There’s a big difference between today’s WWE and the one many of us remember fondly from the Attitude or even the Golden Era.
It’s easy to see but not so much to explain just like in any sport. We either see football is played differently now, or we don’t. There’s little gray area in that, and today’s WWE, and wrestling in general, has grown according to their fans or perceived fans’ view.
For the last twenty years or so, super hero movies, comics, and video games have dominated the entertainment industry, and an entire generation grew up with them and have taken part of those and added it to their styles.
It’s part of the reason there are so many spot fests in the different companies and less ring psychology than there used to be.
An organic growth
It’s an evolution of sports, but it’s also divided the fans as there are very few marriages between the physical and the character/story side of things.
This can be put on the wrestlers in many cases if they come in as a blank slate and don’t have any ideas, but mainly it’s on the people running the companies.
Some, like AEW and Impact Wrestling, work with their talent to be the best they can be. Others, tend to come off more as a dictatorship when one person has their vision and refuses to let it go.
It’s not much better when some companies refuse to give away their grip on a black and white, good and evil struggle such has been Vince McMahon’s viewpoint with the WWE for years.
Vince has always touted the good triumphing over evil, so logically speaking, he’d be more open and endearing to the super hero aspect.
But there’s a downside.
Need more grit
The Undertaker was on The True Geordie Podcast and he spoke about the current WWE product.
“I feel like there is a level of grit that is missing from today’s product. I don’t know that it is anybody’s fault. We all aged out, so that new group has come up. When you watch Brock wrestle, you’re interested, because you know. He’s got this background, not only as an amateur wrestler, professional wrestler, mixed martial artist. Brock doesn’t do a bunch of crazy moves, Brock manhandles your ass. You get in there and you get thrown around, and you get smashed. Roman has a little bit of that to him; when he wants to. Randy has that to him; when he wants to. But a lot of the younger talent, it’s the evolution of that comic book era, the superhero era. I think that’s what’s their motivation, and that’s what their inspiration is. And they didn’t have to come up and bust heads in bars and figure out how they’re going to eat and things like that.”
The Undertaker made a good point as a lot of the wrestlers in the 1990s, 1980s, and earlier came up the hard way by bouncing bars, struggling to survive, and so on and it gave them a certain toughness and grit we could see in their eyes.
We believed Randy Savage was super intense and competitive because he was.
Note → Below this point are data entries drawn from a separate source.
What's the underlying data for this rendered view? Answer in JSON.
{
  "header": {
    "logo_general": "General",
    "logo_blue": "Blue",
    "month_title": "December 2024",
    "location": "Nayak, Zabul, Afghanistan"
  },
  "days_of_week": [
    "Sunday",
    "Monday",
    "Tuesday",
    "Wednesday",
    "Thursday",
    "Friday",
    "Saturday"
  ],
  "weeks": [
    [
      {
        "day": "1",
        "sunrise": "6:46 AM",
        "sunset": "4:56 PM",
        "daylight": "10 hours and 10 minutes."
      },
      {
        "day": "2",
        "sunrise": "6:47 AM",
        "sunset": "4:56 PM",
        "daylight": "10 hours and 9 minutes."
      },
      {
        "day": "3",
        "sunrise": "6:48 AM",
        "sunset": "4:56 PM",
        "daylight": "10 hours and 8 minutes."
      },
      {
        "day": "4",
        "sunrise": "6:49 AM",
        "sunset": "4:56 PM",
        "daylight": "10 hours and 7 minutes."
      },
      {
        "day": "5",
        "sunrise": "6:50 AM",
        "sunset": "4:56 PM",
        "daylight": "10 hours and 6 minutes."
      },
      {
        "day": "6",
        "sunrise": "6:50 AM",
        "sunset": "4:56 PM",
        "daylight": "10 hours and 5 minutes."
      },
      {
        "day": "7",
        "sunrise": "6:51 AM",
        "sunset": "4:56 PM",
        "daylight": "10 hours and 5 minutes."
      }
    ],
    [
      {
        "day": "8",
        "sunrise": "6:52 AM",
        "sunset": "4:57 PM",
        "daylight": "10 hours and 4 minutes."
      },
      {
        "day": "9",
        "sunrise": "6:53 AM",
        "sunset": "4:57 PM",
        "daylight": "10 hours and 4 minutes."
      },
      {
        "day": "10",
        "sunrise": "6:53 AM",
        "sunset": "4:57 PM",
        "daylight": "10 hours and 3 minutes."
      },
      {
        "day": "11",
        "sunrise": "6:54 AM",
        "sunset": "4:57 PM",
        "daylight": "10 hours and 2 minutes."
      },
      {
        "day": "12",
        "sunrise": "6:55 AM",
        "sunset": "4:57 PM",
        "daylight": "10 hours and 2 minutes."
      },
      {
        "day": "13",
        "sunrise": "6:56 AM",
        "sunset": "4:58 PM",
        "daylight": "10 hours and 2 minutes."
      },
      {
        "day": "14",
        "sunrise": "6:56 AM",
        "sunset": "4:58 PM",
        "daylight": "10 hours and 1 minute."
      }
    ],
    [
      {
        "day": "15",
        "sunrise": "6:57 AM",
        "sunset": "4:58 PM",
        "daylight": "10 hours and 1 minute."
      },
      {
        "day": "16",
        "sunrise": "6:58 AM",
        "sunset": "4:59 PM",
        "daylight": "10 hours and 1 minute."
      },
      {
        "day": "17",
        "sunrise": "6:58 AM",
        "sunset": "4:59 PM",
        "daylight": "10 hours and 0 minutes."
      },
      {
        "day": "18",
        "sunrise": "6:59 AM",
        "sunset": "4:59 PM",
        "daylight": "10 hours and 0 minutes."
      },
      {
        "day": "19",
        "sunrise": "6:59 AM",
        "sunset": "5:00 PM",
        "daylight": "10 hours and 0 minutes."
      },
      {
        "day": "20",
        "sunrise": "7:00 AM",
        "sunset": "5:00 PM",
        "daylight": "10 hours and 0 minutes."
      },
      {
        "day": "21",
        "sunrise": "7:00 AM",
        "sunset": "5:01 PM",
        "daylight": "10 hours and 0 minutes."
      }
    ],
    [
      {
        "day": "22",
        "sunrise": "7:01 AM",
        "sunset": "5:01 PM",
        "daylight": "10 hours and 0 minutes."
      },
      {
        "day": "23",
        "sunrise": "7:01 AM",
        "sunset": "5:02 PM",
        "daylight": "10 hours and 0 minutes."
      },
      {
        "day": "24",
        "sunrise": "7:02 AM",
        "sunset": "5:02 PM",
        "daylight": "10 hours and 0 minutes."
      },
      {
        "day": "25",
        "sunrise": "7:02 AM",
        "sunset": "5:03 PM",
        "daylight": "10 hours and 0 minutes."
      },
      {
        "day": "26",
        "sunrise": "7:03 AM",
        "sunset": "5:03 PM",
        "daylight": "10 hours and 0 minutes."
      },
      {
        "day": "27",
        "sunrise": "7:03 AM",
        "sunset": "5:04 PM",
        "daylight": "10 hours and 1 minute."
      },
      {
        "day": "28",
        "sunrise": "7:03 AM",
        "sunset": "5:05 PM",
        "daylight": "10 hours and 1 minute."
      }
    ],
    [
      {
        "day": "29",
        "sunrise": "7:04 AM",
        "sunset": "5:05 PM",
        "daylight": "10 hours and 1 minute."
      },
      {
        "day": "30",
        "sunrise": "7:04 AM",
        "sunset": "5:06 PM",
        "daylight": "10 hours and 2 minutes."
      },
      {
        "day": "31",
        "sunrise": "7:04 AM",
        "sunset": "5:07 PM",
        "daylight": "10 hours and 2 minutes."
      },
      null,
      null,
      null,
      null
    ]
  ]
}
We believed the Road Warriors, Scott Norton, and others would beat up their opponents because they were fighters.
It’s not a bad thing that many seem to have had a smoother road per se, but it ahs robbed them of that special something.
And then when we take in Vince McMahon’s running the show and telling everyone what to do it’s hard not to point at him when so many other wrestling companies have those types of characters.
It may be a sign that things are changing since the rebranded NXT 2.0 is reportedly looking for characters over other attributes, so we’ll see where it takes us.